I kept putting it off. I remembered a previous jeans-shopping trip when I tried on twenty-four pairs of jeans without finding even one that fit. I didn’t want to face it, but I needed new jeans for this vacation. There will be canyons. There will be deserts. There will be hiking. My old jeans were getting so frayed, they were almost trendy. I’m an old lady; I don’t wear trendy jeans.

This morning, I set out. My usual first stop on a quest for jeans is the local thrift store. Manufacturers don’t seem to make classic jeans any more, so I try to find them gently used. I drove to the thrift store, but it was closed. According to the hours posted on the door, it should have been open, but there was another sign on the door, a handwritten sign that said, “Store is closed.” Succinct. Undeniable.

I was forced to move on. To a real store, with actual new blue jeans. Two stores. The first store had some interesting knit pants, but not a single pair of jeans that I even wanted to try on. Not only did they all have spandex in them, they were all “skinny.” I don’t do skinny. I did buy some knit pants, in a size I couldn’t believe was really my size. The brand runs small, that’s what I’m saying.
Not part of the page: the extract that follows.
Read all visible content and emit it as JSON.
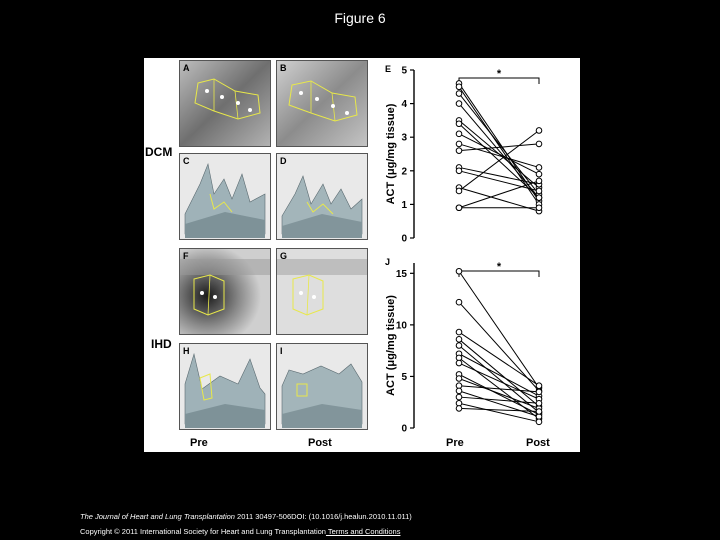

Fortunately, the next store had jeans. They even had some with straight legs and some that were boot-cut. I was thrilled. They’re not perfect jeans. One pair is too long and the other pair has odd pockets. Both pairs have a tiny bit of spandex in them, but neither pair is frayed or slashed or faded or skinny. I called it a successful shopping trip and hurried home to pack. Yes, I washed my new jeans first. I don’t want to be hiking those canyons in jeans with odd lint patterns where the size stickers were.

2 thoughts on “Jeans

  1. sarahcotchaleovitch

    I feel your pain. I do own already worn out jeans–not because I like the look but because they fit, and when you’ve tried on umpteen pair, you sometimes just give up and buy the ones that don’t make you look seven months pregnant. And don’t get me started on skinny. Some people can pull it off. Some. Almost never of the male species. And not this girl, either. My current favorites are for “curvy” figures.

    1. releaf1954 Post author

      I love my old jeans. I wish the company still made them, but they’ve added spandex to everything now. Oh, well – at least it’s only 1% in my new jeans.